Continued from page 1

“I always say that one Shiite from Baghdad is worth five Shiites like me from Najaf,” Grand Ayatollah Ali al-Sistani, the nation’s most revered Shiite cleric, was quoted as telling Shiites who visited him at his home in Najaf, a city south of Baghdad.

“You are the majority and your enemies are trying to reduce your numbers,” Ayatollah al-Sistani said, according to one of the 30 men who attended the seven-minute meeting last November. “Go out and perform your rituals.”

The men took Ayatollah al-Sistani’s words to heart and swung into action when the next religious occasion arrived in January — the Arbaeen, which marks the passing of 40 days after the seventh-century martyrdom of Imam Hussein, a much revered saint.

The district known for its well-to-do professionals and businessmen took on a religious ambiance of the kind found in Baghdad’s poor Shiite areas or those hosting religious shrines.

Residents practiced the ritual of self-flagellation on the streets, hoisted hundreds of Shiite banners on trees and lamp posts, and served meat and rice from tents pitched on street corners.

In the Baghdad district of Azamiyah, for years a bastion of Sunni resistance to Shiite domination, the government has ignored repeated demands by Sunni residents to remove Ali al-Saadi, a Shiite who heads the local council.
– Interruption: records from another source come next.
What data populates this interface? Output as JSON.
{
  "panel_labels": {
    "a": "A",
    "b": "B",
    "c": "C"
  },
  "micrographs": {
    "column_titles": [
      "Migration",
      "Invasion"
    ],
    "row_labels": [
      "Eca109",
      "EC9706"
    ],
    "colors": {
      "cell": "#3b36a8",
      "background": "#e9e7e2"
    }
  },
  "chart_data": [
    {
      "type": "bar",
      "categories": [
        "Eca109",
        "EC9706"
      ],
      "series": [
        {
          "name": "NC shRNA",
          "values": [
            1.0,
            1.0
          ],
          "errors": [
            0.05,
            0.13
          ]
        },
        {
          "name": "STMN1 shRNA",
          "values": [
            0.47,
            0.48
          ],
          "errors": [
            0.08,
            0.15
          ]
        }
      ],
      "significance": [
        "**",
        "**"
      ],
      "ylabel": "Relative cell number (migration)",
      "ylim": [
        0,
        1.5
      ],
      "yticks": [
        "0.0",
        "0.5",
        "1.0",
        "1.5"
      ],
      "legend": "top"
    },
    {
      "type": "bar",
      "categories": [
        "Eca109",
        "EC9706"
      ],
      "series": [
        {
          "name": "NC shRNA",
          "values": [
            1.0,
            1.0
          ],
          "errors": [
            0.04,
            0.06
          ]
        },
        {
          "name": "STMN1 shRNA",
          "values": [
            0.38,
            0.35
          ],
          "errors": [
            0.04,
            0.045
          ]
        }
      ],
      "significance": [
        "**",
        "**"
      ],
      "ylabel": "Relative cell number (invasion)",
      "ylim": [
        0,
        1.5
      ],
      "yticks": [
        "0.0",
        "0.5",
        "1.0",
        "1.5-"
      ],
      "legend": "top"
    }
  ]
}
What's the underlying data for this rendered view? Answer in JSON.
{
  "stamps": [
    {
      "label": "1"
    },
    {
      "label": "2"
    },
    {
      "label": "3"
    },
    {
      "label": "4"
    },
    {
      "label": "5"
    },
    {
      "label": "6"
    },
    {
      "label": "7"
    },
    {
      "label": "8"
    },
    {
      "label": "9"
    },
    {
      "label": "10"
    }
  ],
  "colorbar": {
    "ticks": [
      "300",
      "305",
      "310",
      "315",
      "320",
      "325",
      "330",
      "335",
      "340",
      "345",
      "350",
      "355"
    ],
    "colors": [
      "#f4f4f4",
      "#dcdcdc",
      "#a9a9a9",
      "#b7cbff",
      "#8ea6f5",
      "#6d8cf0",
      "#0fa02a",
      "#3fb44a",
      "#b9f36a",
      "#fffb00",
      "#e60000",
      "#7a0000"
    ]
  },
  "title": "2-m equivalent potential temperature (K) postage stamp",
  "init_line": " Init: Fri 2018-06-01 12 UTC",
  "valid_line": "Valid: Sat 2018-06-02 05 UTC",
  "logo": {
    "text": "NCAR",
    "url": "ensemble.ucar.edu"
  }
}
They also want to replace Hadi al-Jubouri, another Shiite, who is the district’s mayor. Both men were appointed by the U.S. military authorities in July 2003, when the Sunni insurgency against the American occupation was starting.

Among other perceived injustices, the Sunnis say that Health Ministry officials stonewall them when they seek help locating the remains of loved ones killed during the sectarian violence of the past decade and that, unlike Shiites living in the district, they are not allowed to keep a firearm at home for self-defense.

Sunnis who apply for government jobs also complain of stalling tactics.

A young university graduate from Azamiyah who wanted to be identified as Umm Omar, or the mother of Omar, said she was among 150 candidates selected last year for jobs in the public affairs departments in Cabinet ministries. When she goes to the ministry to find out when she can start work, she is told to come back another time for an update.

“All the Shiites I know who applied with me started work,” said Umm Omar, who did not want to identify herself or the ministry because she feared reprisals. “I think it is because I am a Sunni from Azamiyah, but I will not give up. Jobs must never be given based on sect.”

Higher Education Minister Ali al-Adeeb, a close al-Maliki ally, is accused of implementing sectarian policies thinly concealed behind his goal of purging members of Saddam Hussein’s now-outlawed Baath Party from academic institutions.

He has ordered candidates for senior positions in universities and the ministry to submit declarations on their possible links with the Baath Party or security agencies.

Those found out to have withheld such information are banned from assuming the positions for which they applied, according to an aide to the minister who agreed to talk about the subject only on condition of anonymity.

Sunnis long have maintained that Shiite authorities use Baath ties as an excuse to purge the civil service and academic institutions of members of their community.

Mr. al-Adeeb has fired nearly 200 academic and administrative staff from the state university in the mainly Sunni Salaheddin province north of Baghdad, according to local tribal leaders and officials. The campus is in Tikrit, Saddam’s hometown.